By Steven Stilianos
Splash! I woke up to the sound of Mr. Alter jumping into Lake Atitlan and looked off of my balcony to see him swimming in the clear beautiful lake. I put on my bathing suit and made the trek down the stone steps to the lake. I climbed to the top of a small abandoned building, about 10 feet high, and cannonballed to the cool blue surface below. The lake sent a cool sensation throughout my body that instantly made me feel ready for the day. I repeated this jump several times and I was ready to conquer any challenges ahead of me. What a way to start my day!

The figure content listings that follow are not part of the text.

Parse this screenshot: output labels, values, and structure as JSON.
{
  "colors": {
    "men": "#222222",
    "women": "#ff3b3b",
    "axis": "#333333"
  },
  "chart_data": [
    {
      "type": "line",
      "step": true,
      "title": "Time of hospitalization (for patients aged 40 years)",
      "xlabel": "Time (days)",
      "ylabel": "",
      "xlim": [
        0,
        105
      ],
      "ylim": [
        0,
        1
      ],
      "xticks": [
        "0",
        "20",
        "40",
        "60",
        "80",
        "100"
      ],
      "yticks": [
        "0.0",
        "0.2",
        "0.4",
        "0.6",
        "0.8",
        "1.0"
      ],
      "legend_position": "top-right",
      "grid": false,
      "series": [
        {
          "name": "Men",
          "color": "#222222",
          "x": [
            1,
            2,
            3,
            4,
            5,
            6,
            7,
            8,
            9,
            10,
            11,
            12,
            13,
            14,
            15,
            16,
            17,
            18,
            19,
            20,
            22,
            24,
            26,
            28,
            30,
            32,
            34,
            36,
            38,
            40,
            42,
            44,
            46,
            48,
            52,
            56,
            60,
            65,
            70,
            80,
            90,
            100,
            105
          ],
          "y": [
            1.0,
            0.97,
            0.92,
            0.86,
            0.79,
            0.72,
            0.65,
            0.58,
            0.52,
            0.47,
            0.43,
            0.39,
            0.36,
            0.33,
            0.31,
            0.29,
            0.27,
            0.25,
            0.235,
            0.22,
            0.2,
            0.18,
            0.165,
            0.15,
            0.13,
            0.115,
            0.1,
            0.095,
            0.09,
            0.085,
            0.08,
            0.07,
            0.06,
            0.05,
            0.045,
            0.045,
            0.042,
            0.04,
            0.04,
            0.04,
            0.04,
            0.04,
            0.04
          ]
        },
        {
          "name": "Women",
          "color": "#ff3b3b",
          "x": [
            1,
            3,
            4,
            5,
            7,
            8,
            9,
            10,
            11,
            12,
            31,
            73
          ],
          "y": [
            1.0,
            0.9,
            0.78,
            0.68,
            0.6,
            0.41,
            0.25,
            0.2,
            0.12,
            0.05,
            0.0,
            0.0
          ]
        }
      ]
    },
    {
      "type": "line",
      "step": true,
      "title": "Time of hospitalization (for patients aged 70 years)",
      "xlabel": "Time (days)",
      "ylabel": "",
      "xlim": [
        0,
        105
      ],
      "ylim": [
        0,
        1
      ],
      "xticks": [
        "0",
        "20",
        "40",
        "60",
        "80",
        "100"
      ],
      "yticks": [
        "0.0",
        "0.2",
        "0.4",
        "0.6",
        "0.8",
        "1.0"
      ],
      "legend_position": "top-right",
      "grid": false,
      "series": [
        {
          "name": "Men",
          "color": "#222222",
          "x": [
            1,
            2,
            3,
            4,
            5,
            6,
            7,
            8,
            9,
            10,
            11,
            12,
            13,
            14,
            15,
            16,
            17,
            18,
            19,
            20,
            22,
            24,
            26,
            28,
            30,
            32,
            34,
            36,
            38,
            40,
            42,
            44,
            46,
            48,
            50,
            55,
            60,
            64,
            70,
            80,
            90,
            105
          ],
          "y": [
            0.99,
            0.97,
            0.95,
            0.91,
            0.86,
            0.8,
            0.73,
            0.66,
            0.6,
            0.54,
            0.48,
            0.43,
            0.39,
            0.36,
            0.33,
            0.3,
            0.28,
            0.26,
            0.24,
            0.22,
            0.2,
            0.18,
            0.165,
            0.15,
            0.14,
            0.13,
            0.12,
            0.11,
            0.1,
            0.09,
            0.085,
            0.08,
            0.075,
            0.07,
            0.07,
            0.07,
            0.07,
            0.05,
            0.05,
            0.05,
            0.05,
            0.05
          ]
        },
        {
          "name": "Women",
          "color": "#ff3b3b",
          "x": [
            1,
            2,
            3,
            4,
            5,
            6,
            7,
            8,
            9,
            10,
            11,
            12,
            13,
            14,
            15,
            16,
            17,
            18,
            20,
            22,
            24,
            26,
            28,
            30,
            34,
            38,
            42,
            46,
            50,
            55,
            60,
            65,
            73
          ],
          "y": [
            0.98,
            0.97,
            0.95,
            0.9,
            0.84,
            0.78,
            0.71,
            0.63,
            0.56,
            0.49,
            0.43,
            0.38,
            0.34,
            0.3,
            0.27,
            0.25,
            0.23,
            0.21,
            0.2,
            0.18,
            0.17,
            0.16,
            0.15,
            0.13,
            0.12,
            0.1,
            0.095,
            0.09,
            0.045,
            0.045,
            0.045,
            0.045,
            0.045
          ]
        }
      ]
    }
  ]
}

The rest of the day proved to be even better than the way that it started, as we were able to see and feel the true experience of living around Lake Atitlan. Some of the things that we focused on throughout the day were the numerous challenges that these individuals faced in their daily lives. We spent the morning in Cerro de Oro and were given a lens to see what it was like to be a member of this community. Cerro de Oro, a small town right on Lake Atitlan, does not get much attention from tourists and is in a pretty remote area surrounded by volcanoes. I thought that Mr.Viser described the town perfectly when he said to the group, “Chichos, this places is pretty Guate.” There were many street dogs roaming, general stores selling anything imaginable around each corner, men doing manual labor, women weaving the colorful Mayan patterns, and so many other things that make the developing world so unique to foreigners.
As I walked though the streets of this predominantly Mayan town, I stood out like a sore thumb. Imagine a 6’6 white dude, dressed in a tank top and shorts, walking down the street of a poor rural Guatemalan town. The people looked at me as if I had ten heads but it was just because this was new to them and something that many of the citizens had never experienced before. Being in Cerro de Oro and interacting with the community was one of the first times of my life that I have truly felt like a minority. This experience really made me think. My first thought was, “Is this how some of my best friends at Christchurch feel in our own country? “ This was a new feeling to me and I wondered if some of the people that I am closest with have felt this feeling before. From my experience traveling around the world, it has been obvious that racism is everywhere and that looking different from the majority automatically puts you at a slight disadvantage. Guatemala gave me a taste of this and I am glad that I could be pushed outside of my comfort zone so I was able to better understand the place that I was spending time in.
One thing that we noticed in our time at Lake Atitlan was the infectious smiles of all of the people that we interacted with. Although we stood out in the community and were outsiders, the people greeted us with smiles and treated us like we were part of their community. It was amazing to be embraced into this community so that we could learn more about the people. We ate some crazy good street tacos, played basketball in the center of town, and played with the children. These are the memories that I will never forget when reminiscing on this trip.
Although were staying in a luxurious house right on Lake Atitlan, I think that the group took more out of the experience interacting with the people in the town. It is the pure relationships that will stick with you in the long run rather than the materialistic centered parts of the trip. I am so happy that I came back to Guatemala this year because it opened my eyes to different parts of the country that I did not see before. It’s been a real and unique experience and I am not ready for it to be over.
6 thoughts on “Another Day in Paradise”
What wonderful memories and friendships that you will carry throughout your life. It is truly a remarkable experience for the group. Thank you Mr Alter and others who helped put this trip together.
Joanne (Reagan’s grandmother)
Thank you so much Stephen for sharing your insights and observations. Wow!! We take so much for granted until we experience life through another culture.
That sounds like fun Steven! It is very neat that you were able to think about racism and being the minority in such a foreign place and relating it to CCS!
Did you notice a difference between the Mayan and Spanish communities?
Great writings and sounds very fun! Just curious, did you get a chance to actually ask the town people of their feelings when they saw you (and the group of students)?
This was great Steven thanks for sharing!